Fileleftheros, ABD’nin Güney Kıbrıs’taki Büyükelçisi John Koenig’in açıklamasında, müzakerelerin mümkün olan en kısa zamanda yeniden başlaması üzerinde yoğunlaştığını, Türkiye’nin yeni Navtex yayımlaması konusuna değinmekten ısrarla kaçındığını yazdı.
Gazeteye göre, her iki tarafı da gerilimi artıracak eylem ve söylemlerden kaçınmaya çağıran Koenig, “Zaman, olumlu bir sonuç lehine işlemiyor” dedi, uluslararası unsurun müdahil taraflarını, müzakerelerin yeniden başlaması yönündeki çabalarını hızlandırmaya ve BM Genel Sekreteri’nin Kıbrıs Özel Danışmanı Espen Barth Eide’nin çalışmalarına destek vermeye çağırdı.
Kıbrıs Türk ve Rum taraflarını irade ortaya koymaya ve karşılıklı anlayışa çağıran Koenig, “Müzakerelerin kesilmesinin üzerinden 3 aydan fazla zaman geçti” vurgusunu yaptı.
İngiliz Yüksek Komiserliği, Doğu Akdeniz’deki durumdan endişe belirterek, “Kıbrıs Cumhuriyeti MEB’inde süregelen gerilim bizi endişelendiriyor.
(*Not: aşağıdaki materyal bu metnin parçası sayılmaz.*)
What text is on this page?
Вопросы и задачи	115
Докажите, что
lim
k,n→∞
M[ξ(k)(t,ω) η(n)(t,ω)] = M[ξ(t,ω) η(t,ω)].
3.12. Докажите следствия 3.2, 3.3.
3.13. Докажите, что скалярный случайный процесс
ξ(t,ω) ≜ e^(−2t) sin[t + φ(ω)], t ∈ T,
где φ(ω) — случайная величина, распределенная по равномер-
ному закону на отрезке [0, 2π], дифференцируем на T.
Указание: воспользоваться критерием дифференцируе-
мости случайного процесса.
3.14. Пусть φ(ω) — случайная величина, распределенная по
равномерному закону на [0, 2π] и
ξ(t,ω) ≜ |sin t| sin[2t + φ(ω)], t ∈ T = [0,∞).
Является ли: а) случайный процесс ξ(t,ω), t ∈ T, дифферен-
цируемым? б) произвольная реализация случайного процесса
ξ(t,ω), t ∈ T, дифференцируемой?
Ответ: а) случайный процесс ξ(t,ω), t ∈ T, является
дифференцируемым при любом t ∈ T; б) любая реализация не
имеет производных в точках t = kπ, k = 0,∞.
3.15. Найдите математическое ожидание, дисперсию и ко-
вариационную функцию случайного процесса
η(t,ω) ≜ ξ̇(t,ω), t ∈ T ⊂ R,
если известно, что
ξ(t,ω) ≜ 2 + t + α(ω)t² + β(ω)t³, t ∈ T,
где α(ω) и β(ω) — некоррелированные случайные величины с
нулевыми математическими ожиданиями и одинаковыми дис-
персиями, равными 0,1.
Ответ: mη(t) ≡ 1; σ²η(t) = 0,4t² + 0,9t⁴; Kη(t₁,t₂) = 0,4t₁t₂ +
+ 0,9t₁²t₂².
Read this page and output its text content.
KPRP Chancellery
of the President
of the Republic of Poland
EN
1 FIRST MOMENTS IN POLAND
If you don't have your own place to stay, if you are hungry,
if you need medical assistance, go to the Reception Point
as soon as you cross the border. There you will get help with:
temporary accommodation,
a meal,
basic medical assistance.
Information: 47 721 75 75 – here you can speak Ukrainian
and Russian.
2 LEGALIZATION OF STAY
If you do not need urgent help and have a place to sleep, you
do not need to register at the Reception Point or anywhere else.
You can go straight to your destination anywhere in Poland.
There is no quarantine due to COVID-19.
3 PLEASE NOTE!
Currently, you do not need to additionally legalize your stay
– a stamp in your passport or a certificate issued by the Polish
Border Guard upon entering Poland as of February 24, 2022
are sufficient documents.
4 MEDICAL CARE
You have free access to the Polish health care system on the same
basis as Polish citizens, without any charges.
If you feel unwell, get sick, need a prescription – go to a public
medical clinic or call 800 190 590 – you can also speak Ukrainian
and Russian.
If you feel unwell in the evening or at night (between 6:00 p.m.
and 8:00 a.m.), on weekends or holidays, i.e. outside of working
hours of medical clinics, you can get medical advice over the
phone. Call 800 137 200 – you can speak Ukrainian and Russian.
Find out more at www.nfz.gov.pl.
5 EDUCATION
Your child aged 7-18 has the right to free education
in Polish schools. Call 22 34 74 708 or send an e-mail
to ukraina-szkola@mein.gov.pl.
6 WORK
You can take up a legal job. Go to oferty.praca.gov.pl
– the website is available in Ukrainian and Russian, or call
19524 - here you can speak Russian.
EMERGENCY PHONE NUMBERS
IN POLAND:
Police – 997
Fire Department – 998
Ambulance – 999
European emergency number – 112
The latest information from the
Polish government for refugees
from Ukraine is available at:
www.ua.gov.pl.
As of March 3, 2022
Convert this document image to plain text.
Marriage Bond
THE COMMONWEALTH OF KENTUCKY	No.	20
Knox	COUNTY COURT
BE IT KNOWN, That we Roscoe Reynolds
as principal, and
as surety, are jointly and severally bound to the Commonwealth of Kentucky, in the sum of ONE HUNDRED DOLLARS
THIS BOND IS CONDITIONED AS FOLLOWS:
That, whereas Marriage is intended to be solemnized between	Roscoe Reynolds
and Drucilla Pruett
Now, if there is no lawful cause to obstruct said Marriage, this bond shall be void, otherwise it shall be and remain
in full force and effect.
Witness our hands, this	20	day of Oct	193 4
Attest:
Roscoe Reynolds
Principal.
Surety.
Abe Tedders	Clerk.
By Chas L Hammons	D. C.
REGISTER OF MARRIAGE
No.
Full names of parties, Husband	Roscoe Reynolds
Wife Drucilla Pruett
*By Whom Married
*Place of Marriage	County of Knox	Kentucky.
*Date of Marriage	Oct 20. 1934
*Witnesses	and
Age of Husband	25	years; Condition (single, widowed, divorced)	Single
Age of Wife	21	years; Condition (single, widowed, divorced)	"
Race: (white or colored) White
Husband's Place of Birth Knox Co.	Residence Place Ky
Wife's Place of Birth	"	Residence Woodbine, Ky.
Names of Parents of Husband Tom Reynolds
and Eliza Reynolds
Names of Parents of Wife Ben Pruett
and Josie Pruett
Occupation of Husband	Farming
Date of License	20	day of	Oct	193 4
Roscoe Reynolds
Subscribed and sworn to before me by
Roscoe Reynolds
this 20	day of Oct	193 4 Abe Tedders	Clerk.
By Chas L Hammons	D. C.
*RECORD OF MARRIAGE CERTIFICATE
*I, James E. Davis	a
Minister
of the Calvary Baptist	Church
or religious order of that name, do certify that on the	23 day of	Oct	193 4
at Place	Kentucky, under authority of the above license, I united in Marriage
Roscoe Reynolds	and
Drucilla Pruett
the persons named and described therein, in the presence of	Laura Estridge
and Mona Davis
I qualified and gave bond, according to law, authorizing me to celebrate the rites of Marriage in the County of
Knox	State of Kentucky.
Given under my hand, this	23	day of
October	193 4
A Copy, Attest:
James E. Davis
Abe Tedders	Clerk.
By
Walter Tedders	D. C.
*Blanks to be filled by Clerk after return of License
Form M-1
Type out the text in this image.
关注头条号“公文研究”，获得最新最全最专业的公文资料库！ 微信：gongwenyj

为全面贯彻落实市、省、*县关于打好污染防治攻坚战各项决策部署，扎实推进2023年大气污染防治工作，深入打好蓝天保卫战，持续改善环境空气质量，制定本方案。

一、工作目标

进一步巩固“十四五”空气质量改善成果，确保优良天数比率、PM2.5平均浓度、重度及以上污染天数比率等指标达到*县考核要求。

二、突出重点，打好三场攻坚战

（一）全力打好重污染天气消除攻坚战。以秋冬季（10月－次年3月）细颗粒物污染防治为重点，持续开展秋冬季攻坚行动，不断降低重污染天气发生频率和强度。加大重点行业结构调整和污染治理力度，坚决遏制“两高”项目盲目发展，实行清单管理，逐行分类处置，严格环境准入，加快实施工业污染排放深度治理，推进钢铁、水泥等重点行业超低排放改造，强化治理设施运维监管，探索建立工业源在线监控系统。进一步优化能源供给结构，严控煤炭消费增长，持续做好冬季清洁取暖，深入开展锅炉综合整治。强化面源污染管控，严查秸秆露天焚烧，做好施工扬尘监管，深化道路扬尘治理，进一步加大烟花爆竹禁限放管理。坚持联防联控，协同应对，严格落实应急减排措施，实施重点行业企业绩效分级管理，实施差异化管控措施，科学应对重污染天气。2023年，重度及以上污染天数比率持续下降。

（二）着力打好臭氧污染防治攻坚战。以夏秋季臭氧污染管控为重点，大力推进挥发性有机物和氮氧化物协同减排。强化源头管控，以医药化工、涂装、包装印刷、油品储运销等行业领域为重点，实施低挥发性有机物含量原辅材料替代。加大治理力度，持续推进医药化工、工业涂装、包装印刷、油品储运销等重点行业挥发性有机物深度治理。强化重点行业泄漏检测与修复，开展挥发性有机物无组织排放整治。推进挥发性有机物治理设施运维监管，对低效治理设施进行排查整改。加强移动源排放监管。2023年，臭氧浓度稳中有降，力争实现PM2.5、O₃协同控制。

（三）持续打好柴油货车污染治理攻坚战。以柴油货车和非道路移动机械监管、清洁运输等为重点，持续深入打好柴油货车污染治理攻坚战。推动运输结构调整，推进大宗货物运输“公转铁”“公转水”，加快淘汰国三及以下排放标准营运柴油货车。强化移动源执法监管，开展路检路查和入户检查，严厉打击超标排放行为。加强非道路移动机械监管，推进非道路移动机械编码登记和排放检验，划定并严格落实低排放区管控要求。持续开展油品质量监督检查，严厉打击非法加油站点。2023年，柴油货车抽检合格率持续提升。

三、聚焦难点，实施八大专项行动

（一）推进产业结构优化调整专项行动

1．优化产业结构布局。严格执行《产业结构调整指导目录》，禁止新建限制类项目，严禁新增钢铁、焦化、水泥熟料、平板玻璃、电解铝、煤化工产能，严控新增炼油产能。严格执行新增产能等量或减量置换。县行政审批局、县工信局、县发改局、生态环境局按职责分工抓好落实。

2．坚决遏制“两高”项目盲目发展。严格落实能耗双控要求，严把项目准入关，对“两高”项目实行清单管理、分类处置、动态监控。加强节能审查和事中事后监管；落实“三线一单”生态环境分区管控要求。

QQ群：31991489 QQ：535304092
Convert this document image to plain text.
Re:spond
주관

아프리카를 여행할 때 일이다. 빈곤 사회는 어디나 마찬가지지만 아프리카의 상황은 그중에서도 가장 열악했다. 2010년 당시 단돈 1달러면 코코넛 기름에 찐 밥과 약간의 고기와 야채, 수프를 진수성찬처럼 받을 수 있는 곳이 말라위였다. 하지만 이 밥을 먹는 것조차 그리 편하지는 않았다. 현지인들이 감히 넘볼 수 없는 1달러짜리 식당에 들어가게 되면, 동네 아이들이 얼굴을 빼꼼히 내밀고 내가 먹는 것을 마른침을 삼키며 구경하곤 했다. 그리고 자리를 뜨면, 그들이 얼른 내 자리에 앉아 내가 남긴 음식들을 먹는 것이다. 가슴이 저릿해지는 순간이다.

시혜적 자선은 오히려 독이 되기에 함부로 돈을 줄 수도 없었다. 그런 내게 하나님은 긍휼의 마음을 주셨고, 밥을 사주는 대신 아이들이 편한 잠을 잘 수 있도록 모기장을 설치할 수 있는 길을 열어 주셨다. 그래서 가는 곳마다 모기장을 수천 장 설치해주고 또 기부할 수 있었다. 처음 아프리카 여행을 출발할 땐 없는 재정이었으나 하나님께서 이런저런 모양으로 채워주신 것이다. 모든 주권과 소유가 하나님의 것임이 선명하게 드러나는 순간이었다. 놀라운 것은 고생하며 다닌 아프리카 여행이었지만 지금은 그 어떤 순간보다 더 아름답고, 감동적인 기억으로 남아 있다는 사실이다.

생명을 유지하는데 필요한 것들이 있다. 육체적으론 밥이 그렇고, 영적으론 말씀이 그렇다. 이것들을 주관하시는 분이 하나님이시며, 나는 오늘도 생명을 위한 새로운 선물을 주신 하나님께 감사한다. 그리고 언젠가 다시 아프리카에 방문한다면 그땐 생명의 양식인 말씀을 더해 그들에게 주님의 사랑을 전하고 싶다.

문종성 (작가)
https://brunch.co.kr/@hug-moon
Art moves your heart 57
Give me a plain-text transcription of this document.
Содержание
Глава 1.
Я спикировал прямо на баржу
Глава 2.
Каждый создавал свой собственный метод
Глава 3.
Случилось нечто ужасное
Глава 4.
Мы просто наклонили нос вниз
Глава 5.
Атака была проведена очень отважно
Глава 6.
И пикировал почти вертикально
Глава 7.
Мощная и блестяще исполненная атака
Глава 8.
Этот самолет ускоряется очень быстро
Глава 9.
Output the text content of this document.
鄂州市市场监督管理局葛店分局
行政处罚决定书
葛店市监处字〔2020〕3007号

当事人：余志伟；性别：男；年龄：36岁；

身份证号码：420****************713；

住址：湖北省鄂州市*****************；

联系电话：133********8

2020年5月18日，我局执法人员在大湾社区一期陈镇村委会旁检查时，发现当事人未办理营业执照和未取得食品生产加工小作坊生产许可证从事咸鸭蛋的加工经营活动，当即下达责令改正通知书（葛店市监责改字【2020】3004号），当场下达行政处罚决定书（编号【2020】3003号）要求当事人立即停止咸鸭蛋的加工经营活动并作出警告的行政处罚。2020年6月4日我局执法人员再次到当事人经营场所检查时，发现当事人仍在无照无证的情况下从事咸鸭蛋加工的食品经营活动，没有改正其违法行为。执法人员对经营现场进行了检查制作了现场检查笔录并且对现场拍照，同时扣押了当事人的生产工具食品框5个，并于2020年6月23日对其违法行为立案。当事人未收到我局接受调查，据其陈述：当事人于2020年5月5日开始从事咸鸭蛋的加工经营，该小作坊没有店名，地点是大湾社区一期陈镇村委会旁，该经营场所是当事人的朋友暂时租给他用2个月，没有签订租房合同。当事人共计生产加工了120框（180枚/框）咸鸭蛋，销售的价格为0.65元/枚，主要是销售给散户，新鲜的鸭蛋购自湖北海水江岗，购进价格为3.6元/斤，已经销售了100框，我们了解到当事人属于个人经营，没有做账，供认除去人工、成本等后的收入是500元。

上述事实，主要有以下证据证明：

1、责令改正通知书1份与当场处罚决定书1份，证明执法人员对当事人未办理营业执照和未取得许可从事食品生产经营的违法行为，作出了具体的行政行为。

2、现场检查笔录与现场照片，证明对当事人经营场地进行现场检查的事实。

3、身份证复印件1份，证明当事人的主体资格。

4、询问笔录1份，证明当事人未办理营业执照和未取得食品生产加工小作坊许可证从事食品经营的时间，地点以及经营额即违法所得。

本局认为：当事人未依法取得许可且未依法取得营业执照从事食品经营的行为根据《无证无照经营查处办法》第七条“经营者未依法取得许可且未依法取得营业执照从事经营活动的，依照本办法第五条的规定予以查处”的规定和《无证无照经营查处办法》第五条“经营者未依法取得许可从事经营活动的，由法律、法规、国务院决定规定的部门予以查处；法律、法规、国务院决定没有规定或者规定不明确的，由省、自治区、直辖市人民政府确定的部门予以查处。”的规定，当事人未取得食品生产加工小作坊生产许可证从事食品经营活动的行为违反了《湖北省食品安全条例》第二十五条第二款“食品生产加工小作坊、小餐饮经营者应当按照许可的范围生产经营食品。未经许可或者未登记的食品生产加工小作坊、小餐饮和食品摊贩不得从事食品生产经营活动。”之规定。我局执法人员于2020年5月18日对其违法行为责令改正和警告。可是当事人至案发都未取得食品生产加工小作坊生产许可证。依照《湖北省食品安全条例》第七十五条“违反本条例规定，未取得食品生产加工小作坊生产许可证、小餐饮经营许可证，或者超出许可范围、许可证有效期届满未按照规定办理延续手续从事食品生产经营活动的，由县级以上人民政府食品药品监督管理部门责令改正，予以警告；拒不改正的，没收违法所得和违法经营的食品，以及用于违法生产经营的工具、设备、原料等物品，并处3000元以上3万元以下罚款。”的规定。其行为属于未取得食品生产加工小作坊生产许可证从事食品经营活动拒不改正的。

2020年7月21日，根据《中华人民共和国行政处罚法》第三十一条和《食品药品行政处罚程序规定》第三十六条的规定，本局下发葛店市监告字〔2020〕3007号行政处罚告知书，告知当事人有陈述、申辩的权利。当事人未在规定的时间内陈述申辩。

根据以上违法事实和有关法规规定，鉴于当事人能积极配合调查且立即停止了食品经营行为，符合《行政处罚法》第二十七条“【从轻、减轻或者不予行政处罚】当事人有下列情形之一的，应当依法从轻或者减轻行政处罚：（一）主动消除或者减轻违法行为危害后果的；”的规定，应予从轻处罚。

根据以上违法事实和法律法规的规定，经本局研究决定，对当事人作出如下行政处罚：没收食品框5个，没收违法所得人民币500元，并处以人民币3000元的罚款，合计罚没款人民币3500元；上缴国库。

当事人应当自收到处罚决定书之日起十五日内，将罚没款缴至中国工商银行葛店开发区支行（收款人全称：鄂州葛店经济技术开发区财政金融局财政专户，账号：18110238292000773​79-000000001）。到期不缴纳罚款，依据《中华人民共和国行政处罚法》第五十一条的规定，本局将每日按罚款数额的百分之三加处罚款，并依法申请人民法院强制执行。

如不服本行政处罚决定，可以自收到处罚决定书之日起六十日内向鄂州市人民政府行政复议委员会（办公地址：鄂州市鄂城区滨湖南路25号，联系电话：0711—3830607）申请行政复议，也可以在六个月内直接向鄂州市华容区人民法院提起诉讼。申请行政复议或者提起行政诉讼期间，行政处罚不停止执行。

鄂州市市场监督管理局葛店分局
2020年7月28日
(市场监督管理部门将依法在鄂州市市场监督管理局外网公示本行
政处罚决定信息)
Bütün müdahilleri, müzakerelerin süratle yeniden başlaması ve başarıyla ilerlemesi için BM Genel Sekreteri’nin Kıbrıs Özel Danışmanı Eide’nin çabasına aktif destek vermeye çağırıyoruz” ifadesini kullandı.
Navtex’in gerilimi tırmandırma tehlikesi
Türkiye’nin son yayımladığı Navtex’in “gerilimi tırmandırma tehlikesi içerdiğini” iddia ederek, taraflara, kışkırtıcı eylem ve söylemlerden kaçınma çağrısında bulunan Yüksek Komiserlik, İngiltere’nin sözde “Kıbrıs Cumhuriyeti’nin, MEB’indeki zenginliği kullanmadaki egemenlik haklarını” tanıdığını belirterek, “Bu zenginliğin Kıbrıs’taki bütün toplumların menfaatine değerlendirilmesi gerektiği tutumunu koruyor” dedi.
Fransa’nın Güney Kıbrıs’taki Büyükelçisi Jean-Luc Florent, Kıbrıs müzakere prosedürüne daha çok zarar verebilecek veya bölgede gerilimler yaratabilecek faaliyetlerde bulunulmaması gerektiği görüşünü ortaya koydu. Fransa’nın, sözde “Kıbrıs’ın doğal zenginliğini araştırma ve kullanmadaki egemenlik hakları” ile ilgili tezlerin değişmediğini söyleyen Florent, “Bu da Ada’nın bölünmüşlüğüne son verecek bir çözüm başarıldığında, bütün Kıbrıslıların çıkarına olacak” dedi.
Florent, ülkesinin müzakere prosedürüne güçlü destek verdiğini belirterek, AB ilke ve kurallarına ve BM çerçevesindeki uzlaşılmış parametrelere saygı gösterecek bir çözümün ancak müzakerelerle bulunabileceğine işaret etti.